Ares Credit Secondaries LP Secures $989M to Expand Secondary Private Equity Investments
The investment firm advances its strategic goals, targeting institutional growth and market resilience.
November 29, 2024

Investment Vehicle Expansion and Strategic Goals
Ares Credit Secondaries LP, a Delaware-based limited partnership, has filed a detailed notice of an exempt securities offering with the Securities and Exchange Commission (SEC). This offering, primarily aimed at pooled investment fund interests, has secured $989,975,000 in total capital commitments to date. The firm’s primary focus is on advancing its position in the private equity sector through secondary market investments, leveraging its expertise in structuring and managing capital pools.
The investment vehicle forms part of the broader Ares Management Corporation ecosystem, a leading global asset manager renowned for its innovative approaches to alternative investments. This latest fundraising round underscores the firm's commitment to capitalizing on opportunities in the secondary private equity market, often characterized by significant growth potential and lower risk profiles compared to direct investments.

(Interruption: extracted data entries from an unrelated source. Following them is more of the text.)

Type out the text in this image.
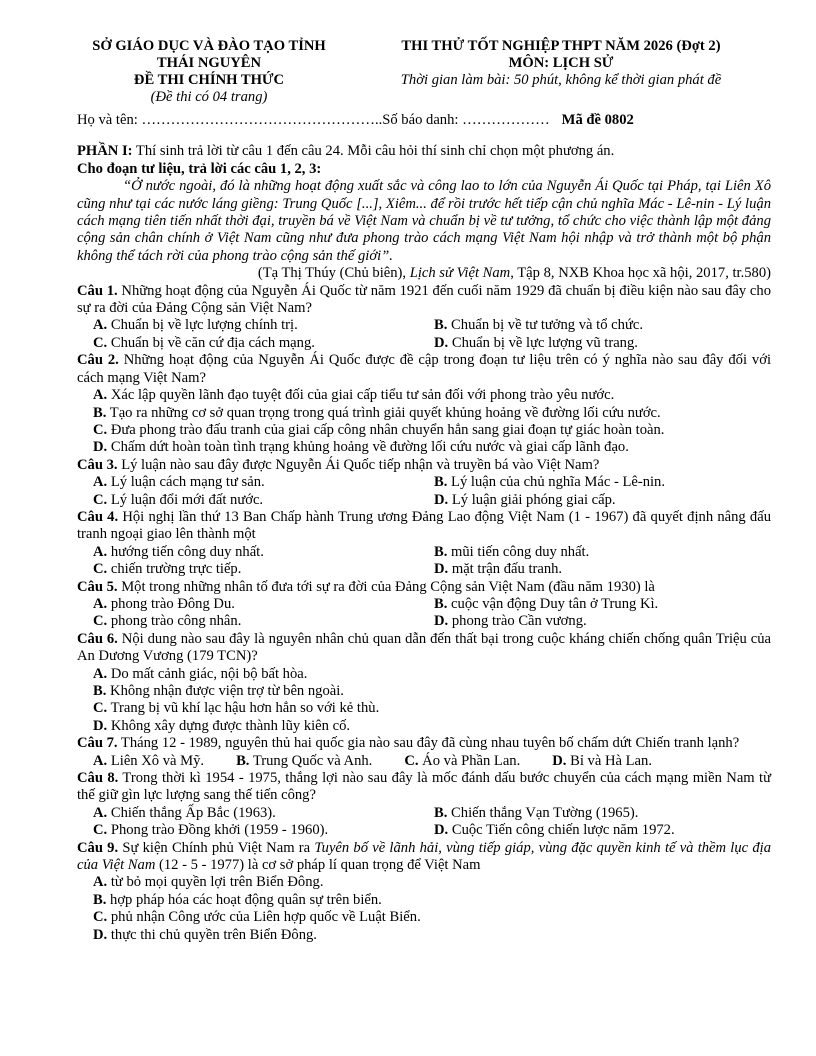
SỞ GIÁO DỤC VÀ ĐÀO TẠO TỈNH
THÁI NGUYÊN
ĐỀ THI CHÍNH THỨC
(Đề thi có 04 trang)
THI THỬ TỐT NGHIỆP THPT NĂM 2026 (Đợt 2)
MÔN: LỊCH SỬ
Thời gian làm bài: 50 phút, không kể thời gian phát đề
Họ và tên: ………………………………………….. Số báo danh: ……………… Mã đề 0802
PHẦN I: Thí sinh trả lời từ câu 1 đến câu 24. Mỗi câu hỏi thí sinh chỉ chọn một phương án.
Cho đoạn tư liệu, trả lời các câu 1, 2, 3:
“Ở nước ngoài, đó là những hoạt động xuất sắc và công lao to lớn của Nguyễn Ái Quốc tại Pháp, tại Liên Xô cũng như tại các nước láng giềng: Trung Quốc [...], Xiêm... để rồi trước hết tiếp cận chủ nghĩa Mác - Lê-nin - Lý luận cách mạng tiên tiến nhất thời đại, truyền bá về Việt Nam và chuẩn bị về tư tưởng, tổ chức cho việc thành lập một đảng cộng sản chân chính ở Việt Nam cũng như đưa phong trào cách mạng Việt Nam hội nhập và trở thành một bộ phận không thể tách rời của phong trào cộng sản thế giới”.
(Tạ Thị Thúy (Chủ biên), Lịch sử Việt Nam, Tập 8, NXB Khoa học xã hội, 2017, tr.580)
Câu 1. Những hoạt động của Nguyễn Ái Quốc từ năm 1921 đến cuối năm 1929 đã chuẩn bị điều kiện nào sau đây cho sự ra đời của Đảng Cộng sản Việt Nam?
A. Chuẩn bị về lực lượng chính trị.	B. Chuẩn bị về tư tưởng và tổ chức.
C. Chuẩn bị về căn cứ địa cách mạng.	D. Chuẩn bị về lực lượng vũ trang.
Câu 2. Những hoạt động của Nguyễn Ái Quốc được đề cập trong đoạn tư liệu trên có ý nghĩa nào sau đây đối với cách mạng Việt Nam?
A. Xác lập quyền lãnh đạo tuyệt đối của giai cấp tiểu tư sản đối với phong trào yêu nước.
B. Tạo ra những cơ sở quan trọng trong quá trình giải quyết khủng hoảng về đường lối cứu nước.
C. Đưa phong trào đấu tranh của giai cấp công nhân chuyển hẳn sang giai đoạn tự giác hoàn toàn.
D. Chấm dứt hoàn toàn tình trạng khủng hoảng về đường lối cứu nước và giai cấp lãnh đạo.
Câu 3. Lý luận nào sau đây được Nguyễn Ái Quốc tiếp nhận và truyền bá vào Việt Nam?
A. Lý luận cách mạng tư sản.	B. Lý luận của chủ nghĩa Mác - Lê-nin.
C. Lý luận đổi mới đất nước.	D. Lý luận giải phóng giai cấp.
Câu 4. Hội nghị lần thứ 13 Ban Chấp hành Trung ương Đảng Lao động Việt Nam (1 - 1967) đã quyết định nâng đấu tranh ngoại giao lên thành một
A. hướng tiến công duy nhất.	B. mũi tiến công duy nhất.
C. chiến trường trực tiếp.	D. mặt trận đấu tranh.
Câu 5. Một trong những nhân tố đưa tới sự ra đời của Đảng Cộng sản Việt Nam (đầu năm 1930) là
A. phong trào Đông Du.	B. cuộc vận động Duy tân ở Trung Kì.
C. phong trào công nhân.	D. phong trào Cần vương.
Câu 6. Nội dung nào sau đây là nguyên nhân chủ quan dẫn đến thất bại trong cuộc kháng chiến chống quân Triệu của An Dương Vương (179 TCN)?
A. Do mất cảnh giác, nội bộ bất hòa.
B. Không nhận được viện trợ từ bên ngoài.
C. Trang bị vũ khí lạc hậu hơn hẳn so với kẻ thù.
D. Không xây dựng được thành lũy kiên cố.
Câu 7. Tháng 12 - 1989, nguyên thủ hai quốc gia nào sau đây đã cùng nhau tuyên bố chấm dứt Chiến tranh lạnh?
A. Liên Xô và Mỹ. B. Trung Quốc và Anh. C. Áo và Phần Lan. D. Bỉ và Hà Lan.
Câu 8. Trong thời kì 1954 - 1975, thắng lợi nào sau đây là mốc đánh dấu bước chuyển của cách mạng miền Nam từ thế giữ gìn lực lượng sang thế tiến công?
A. Chiến thắng Ấp Bắc (1963).	B. Chiến thắng Vạn Tường (1965).
C. Phong trào Đồng khởi (1959 - 1960).	D. Cuộc Tiến công chiến lược năm 1972.
Câu 9. Sự kiện Chính phủ Việt Nam ra Tuyên bố về lãnh hải, vùng tiếp giáp, vùng đặc quyền kinh tế và thềm lục địa của Việt Nam (12 - 5 - 1977) là cơ sở pháp lí quan trọng để Việt Nam
A. từ bỏ mọi quyền lợi trên Biển Đông.
B. hợp pháp hóa các hoạt động quân sự trên biển.
C. phủ nhận Công ước của Liên hợp quốc về Luật Biển.
D. thực thi chủ quyền trên Biển Đông.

Key Details of the Offering
Ares Credit Secondaries LP’s exempt offering has been structured under Rule 506(b) of Regulation D, allowing it to bypass registration with the SEC. This exemption facilitates the targeting of accredited investors while streamlining compliance. The firm has also leveraged Investment Company Act Section 3(c)(7), which further delineates its focus on sophisticated investors with the capacity to participate in substantial private placements.
- Offering Type: Pooled investment fund interests
- Capital Raised:$989,975,000
- Investor Count: Six accredited investors
- Minimum Investment:$0, emphasizing flexibility in investor participation
Notably, the firm’s strategy involves indefinite total offering and remaining amounts, allowing for adaptive fundraising aligned with evolving market conditions.
Organizational Structure and Leadership
The leadership behind Ares Credit Secondaries LP includes a cadre of executive officers and promoters linked to Ares Secondaries Advisors LLC, based in New York. These executives bring a wealth of experience in navigating complex financial landscapes. Their collective expertise is pivotal to ensuring the alignment of the investment fund’s objectives with broader market dynamics.
Officers such as Matthew Jill, Chrissy Lamont Svejnar, and Nathan Walton contribute to the strategic and operational oversight, ensuring robust governance and investor confidence. The filing also highlights the diverse geographic footprint of these leaders, spanning offices in New York, Naples (Florida), and London, underscoring the firm’s global perspective.
Investor Considerations and Compliance
Ares Credit Secondaries LP has chosen to focus exclusively on accredited investors, maintaining stringent compliance with federal securities laws. The absence of non-accredited investors ensures adherence to the regulatory framework and aligns with the firm’s strategic intent to manage sophisticated capital sources.
Furthermore, the filing specifies zero sales commissions or finder’s fees, an approach that reflects the firm's emphasis on efficient capital deployment. Transparency in the use of proceeds is another critical element; the document notes that gross proceeds will not directly compensate executive officers but will fund broader management services.
Strategic Implications and Market Context
The capital raised through this offering positions Ares Credit Secondaries LP to strengthen its portfolio in the secondary private equity market. This segment has increasingly attracted institutional attention for its ability to provide liquidity and diversification, particularly in volatile economic environments. By facilitating the redistribution of capital from mature private equity funds, secondary markets serve as a vital mechanism for optimizing asset performance.
Ares Credit Secondaries LP’s timing aligns with a broader trend of increased investor appetite for secondary investments, driven by their risk-adjusted return potential and resilience to macroeconomic shocks. With its robust fundraising capabilities and strategic focus, the firm is well-positioned to harness these opportunities while navigating the complexities of the current market landscape.